Greta Thunberg aurait tout à fait pu s'exprimer aux élus étatsuniens et à l'ONU par visioconférence sans infliger au monde la vue de ce bateau «zéro-émission», lui-même construit avec des matériaux sans doute très polluants, et dont le financement monégasque confirme auprès du plus grand nombre que la lutte contre le réchauffement climatique c'est un truc de riches ou de bobos. «Ils nous parlent de la fin du monde mais nous, on pense à la fin du mois», comme ont pu le dire des gilets jaunes sur les ronds-points.
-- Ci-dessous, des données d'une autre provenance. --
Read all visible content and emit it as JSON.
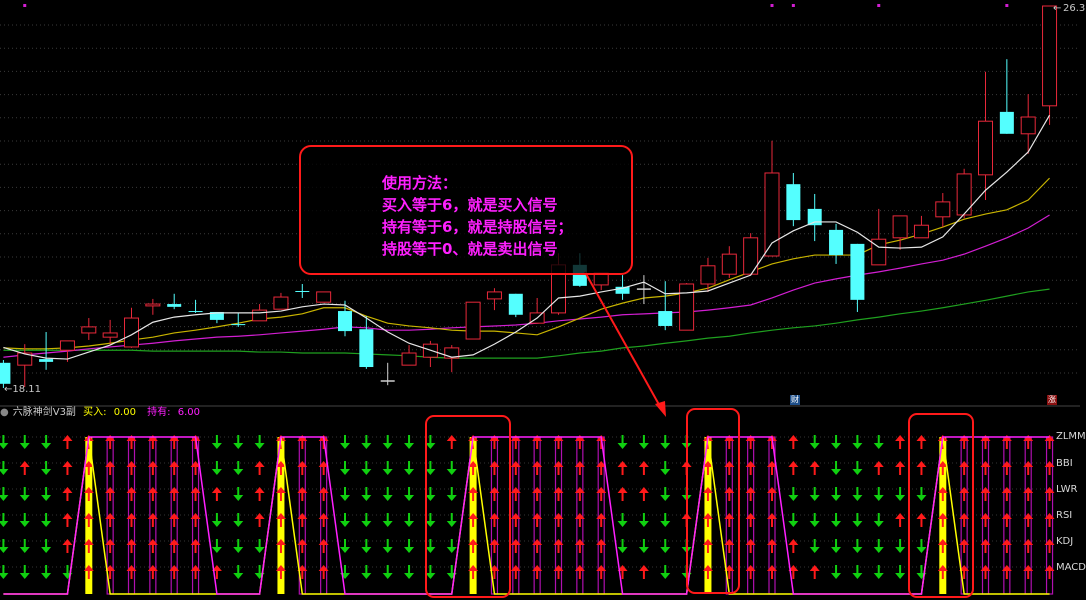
{
  "colors": {
    "up": "#e8283a",
    "down": "#54ffff",
    "ma5": "#e6e6e6",
    "ma10": "#c8b400",
    "ma20": "#d21ed2",
    "ma60": "#1fa01f",
    "buy": "#ffff00",
    "hold": "#ff20ff",
    "arrow_up": "#ff1a1a",
    "arrow_down": "#10d010",
    "annotation": "#ff1a1a"
  },
  "main_chart": {
    "price_high_label": "26.3",
    "price_low_label": "18.11",
    "top_markers_at": [
      1,
      36,
      37,
      41,
      47
    ],
    "badges": [
      {
        "text": "财",
        "color": "#1e4f8a"
      },
      {
        "text": "涨",
        "color": "#8a1010"
      }
    ]
  },
  "annotation": {
    "lines": [
      "使用方法：",
      "买入等于6，就是买入信号",
      "持有等于6，就是持股信号；",
      "持股等干0、就是卖出信号"
    ]
  },
  "sub_chart": {
    "title": "六脉神剑V3副",
    "buy_label": "买入:",
    "buy_value": "0.00",
    "hold_label": "持有:",
    "hold_value": "6.00",
    "indicators": [
      "ZLMM",
      "BBI",
      "LWR",
      "RSI",
      "KDJ",
      "MACD"
    ]
  },
  "chart_data": [
    {
      "type": "candlestick",
      "ylim": [
        18.11,
        26.3
      ],
      "ohlc": [
        [
          18.65,
          18.71,
          18.11,
          18.2
        ],
        [
          18.6,
          19.05,
          18.13,
          18.86
        ],
        [
          18.73,
          19.31,
          18.5,
          18.67
        ],
        [
          18.92,
          19.12,
          18.67,
          19.12
        ],
        [
          19.29,
          19.61,
          19.14,
          19.42
        ],
        [
          19.2,
          19.57,
          19.03,
          19.29
        ],
        [
          18.99,
          19.83,
          18.97,
          19.61
        ],
        [
          19.87,
          20.02,
          19.68,
          19.91
        ],
        [
          19.91,
          20.13,
          19.8,
          19.85
        ],
        [
          19.76,
          20.0,
          19.72,
          19.74
        ],
        [
          19.74,
          19.74,
          19.5,
          19.57
        ],
        [
          19.48,
          19.72,
          19.42,
          19.46
        ],
        [
          19.55,
          19.91,
          19.55,
          19.78
        ],
        [
          19.8,
          20.15,
          19.8,
          20.06
        ],
        [
          20.19,
          20.34,
          20.04,
          20.17
        ],
        [
          19.95,
          20.17,
          19.95,
          20.17
        ],
        [
          19.76,
          19.98,
          19.22,
          19.33
        ],
        [
          19.37,
          19.65,
          18.52,
          18.56
        ],
        [
          18.26,
          18.65,
          18.17,
          18.26
        ],
        [
          18.6,
          19.03,
          18.6,
          18.86
        ],
        [
          18.77,
          19.12,
          18.56,
          19.05
        ],
        [
          18.75,
          19.03,
          18.45,
          18.97
        ],
        [
          19.16,
          19.95,
          19.16,
          19.95
        ],
        [
          20.02,
          20.25,
          19.78,
          20.17
        ],
        [
          20.13,
          20.13,
          19.63,
          19.68
        ],
        [
          19.5,
          20.04,
          19.5,
          19.72
        ],
        [
          19.72,
          21.0,
          19.68,
          20.75
        ],
        [
          20.75,
          21.0,
          20.28,
          20.3
        ],
        [
          20.32,
          20.58,
          20.21,
          20.58
        ],
        [
          20.28,
          20.53,
          20.0,
          20.13
        ],
        [
          20.23,
          20.53,
          19.91,
          20.23
        ],
        [
          19.76,
          20.4,
          19.35,
          19.44
        ],
        [
          19.35,
          20.36,
          19.35,
          20.34
        ],
        [
          20.34,
          20.9,
          20.17,
          20.73
        ],
        [
          20.55,
          21.15,
          20.47,
          20.98
        ],
        [
          20.55,
          21.43,
          20.55,
          21.33
        ],
        [
          20.94,
          23.41,
          20.94,
          22.72
        ],
        [
          22.48,
          22.72,
          21.58,
          21.71
        ],
        [
          21.95,
          22.27,
          21.26,
          21.6
        ],
        [
          21.5,
          21.63,
          20.77,
          20.96
        ],
        [
          21.2,
          21.2,
          19.74,
          20.0
        ],
        [
          20.75,
          21.95,
          20.75,
          21.3
        ],
        [
          21.33,
          21.8,
          21.07,
          21.8
        ],
        [
          21.33,
          21.8,
          21.33,
          21.6
        ],
        [
          21.78,
          22.29,
          21.56,
          22.1
        ],
        [
          21.82,
          22.81,
          21.75,
          22.7
        ],
        [
          22.68,
          24.89,
          22.14,
          23.83
        ],
        [
          24.03,
          25.16,
          23.56,
          23.56
        ],
        [
          23.56,
          24.41,
          23.13,
          23.92
        ],
        [
          24.16,
          26.3,
          23.75,
          26.3
        ]
      ],
      "lines": {
        "ma5": [
          18.98,
          18.84,
          18.75,
          18.73,
          18.88,
          19.03,
          19.25,
          19.52,
          19.63,
          19.68,
          19.72,
          19.72,
          19.72,
          19.76,
          19.85,
          19.91,
          19.89,
          19.61,
          19.31,
          19.07,
          18.92,
          18.77,
          18.82,
          19.05,
          19.31,
          19.61,
          20.04,
          20.08,
          20.17,
          20.25,
          20.38,
          20.13,
          20.15,
          20.19,
          20.36,
          20.53,
          21.22,
          21.48,
          21.67,
          21.67,
          21.45,
          21.13,
          21.11,
          21.13,
          21.35,
          21.84,
          22.35,
          22.74,
          23.17,
          23.96
        ],
        "ma10": [
          18.97,
          18.95,
          18.95,
          18.97,
          19.01,
          19.07,
          19.14,
          19.2,
          19.29,
          19.35,
          19.42,
          19.5,
          19.59,
          19.63,
          19.7,
          19.83,
          19.83,
          19.65,
          19.5,
          19.44,
          19.4,
          19.35,
          19.33,
          19.33,
          19.29,
          19.25,
          19.42,
          19.61,
          19.8,
          19.93,
          20.04,
          20.08,
          20.15,
          20.25,
          20.43,
          20.6,
          20.77,
          20.88,
          20.96,
          20.96,
          20.96,
          21.18,
          21.28,
          21.41,
          21.56,
          21.73,
          21.84,
          21.93,
          22.14,
          22.61
        ],
        "ma20": [
          18.77,
          18.82,
          18.86,
          18.9,
          18.95,
          18.99,
          19.03,
          19.07,
          19.12,
          19.16,
          19.2,
          19.22,
          19.25,
          19.29,
          19.33,
          19.37,
          19.42,
          19.4,
          19.35,
          19.35,
          19.37,
          19.4,
          19.42,
          19.44,
          19.46,
          19.5,
          19.55,
          19.59,
          19.63,
          19.68,
          19.7,
          19.72,
          19.74,
          19.78,
          19.83,
          19.89,
          20.04,
          20.21,
          20.36,
          20.45,
          20.53,
          20.6,
          20.68,
          20.77,
          20.85,
          20.98,
          21.15,
          21.33,
          21.54,
          21.82
        ],
        "ma60": [
          18.92,
          18.92,
          18.92,
          18.92,
          18.92,
          18.92,
          18.92,
          18.9,
          18.9,
          18.9,
          18.9,
          18.9,
          18.88,
          18.88,
          18.86,
          18.86,
          18.86,
          18.84,
          18.82,
          18.8,
          18.77,
          18.75,
          18.75,
          18.75,
          18.75,
          18.75,
          18.8,
          18.86,
          18.9,
          18.97,
          19.01,
          19.07,
          19.12,
          19.18,
          19.22,
          19.29,
          19.35,
          19.4,
          19.44,
          19.5,
          19.57,
          19.63,
          19.7,
          19.76,
          19.83,
          19.91,
          19.99,
          20.08,
          20.17,
          20.23
        ]
      }
    },
    {
      "type": "signal",
      "ylim": [
        0,
        6
      ],
      "buy_columns": [
        4,
        13,
        22,
        33,
        44
      ],
      "hold_ranges": [
        [
          4,
          9
        ],
        [
          13,
          15
        ],
        [
          22,
          28
        ],
        [
          33,
          36
        ],
        [
          44,
          49
        ]
      ],
      "value_when_on": 6,
      "signals": {
        "ZLMM": "GGGRRRRRRRGGGRRRGGGGGRRRRRRRRGGGGRRRRRGGGGRRRRRRRR",
        "BBI": "GRGRRRRRRRGGRRRRGGGGGGRRRRRRRRRGRRRRRRRGGRRRRRRRRR",
        "LWR": "GGGRRRRRRRRGRRRRGGGGGGRRRRRRRRRGGRRRRGGGGGGGRRRRRR",
        "RSI": "GGGRRRRRRRGGRRRRGGGGGGRRRRRRRGGGRRRRRGGGGGRRRRRRRR",
        "KDJ": "GGGRRRRRRRGGGRRRGGGGGGRRRRRRRGGGGRRRRRGGGGGGRRRRRR",
        "MACD": "GGGGRRRRRRRGGRRRGGGGGGRRRRRRRRRGGRRRRRRGGGGGRRRRRR"
      }
    }
  ]
}
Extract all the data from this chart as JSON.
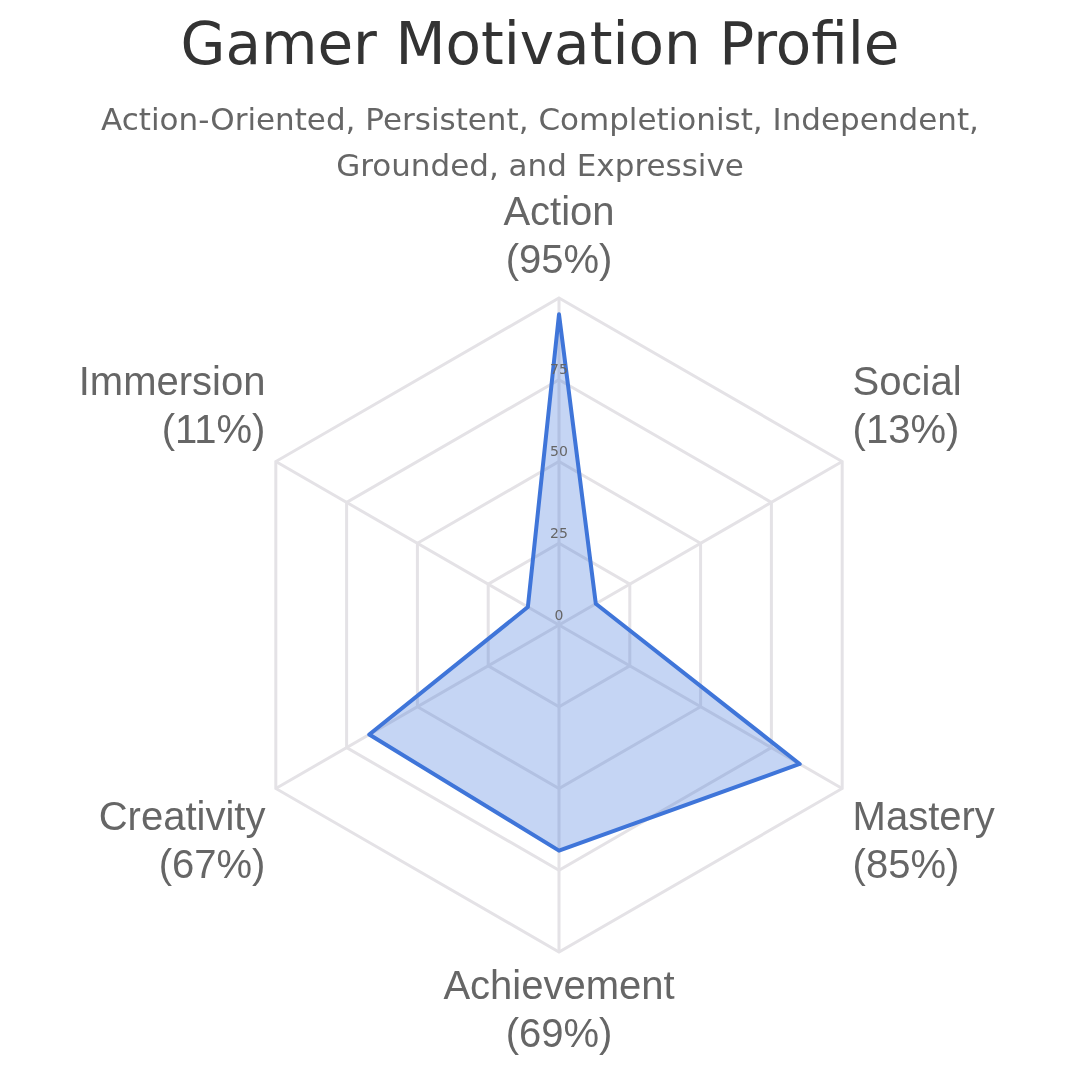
{
  "chart_data": {
    "type": "radar",
    "title": "Gamer Motivation Profile",
    "subtitle": "Action-Oriented, Persistent, Completionist, Independent, Grounded, and Expressive",
    "categories": [
      "Action (95%)",
      "Social (13%)",
      "Mastery (85%)",
      "Achievement (69%)",
      "Creativity (67%)",
      "Immersion (11%)"
    ],
    "series": [
      {
        "color": "#3f75d9",
        "values": [
          95,
          13,
          85,
          69,
          67,
          11
        ]
      }
    ],
    "ylim": [
      0,
      100
    ],
    "yticks": [
      0,
      25,
      50,
      75
    ],
    "grid": true,
    "legend": false,
    "marker": "none"
  }
}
Néanmoins, son choix de ne pas prendre l'avion -comme un nombre croissant de Suédois qui refusent de prendre l'avion, d'ailleurs- nous invite individuellement et collectivement à nous questionner sur nos actions, sur le mode : ce week-end à Barcelone ou à Prague en avion low-cost, est-ce une si bonne idée ? Interrogations qui, avec la notoriété mondiale de Thunberg, doivent résonner à Londres, Paris, Berlin, et au-delà. Pour nous autres universitaires, est-ce une si bonne idée d'aller participer à des colloques aux États-Unis ou au Canada pour parler à vingt personnes, dont deux ou trois rivées sur leurs téléphones ou ordinateurs portables n'écoutent pas, et deux ou trois autres somnolent car ils sont aussi jet-lagged que nous ? Le grand mérite de Thunberg c'est de nous forcer à ces interrogations. Enfin, l'urgence climatique contraint à un certain manichéisme, auquel nos «philosophes» français épris de nuances complexes qu'ils sont les seuls à percevoir ne sont pas sensibles : la cause de l'écologie, c'est-à-dire la cause première des décennies à venir, est-elle servie ou desservie par Greta Thunberg ? Indéniablement elle est servie.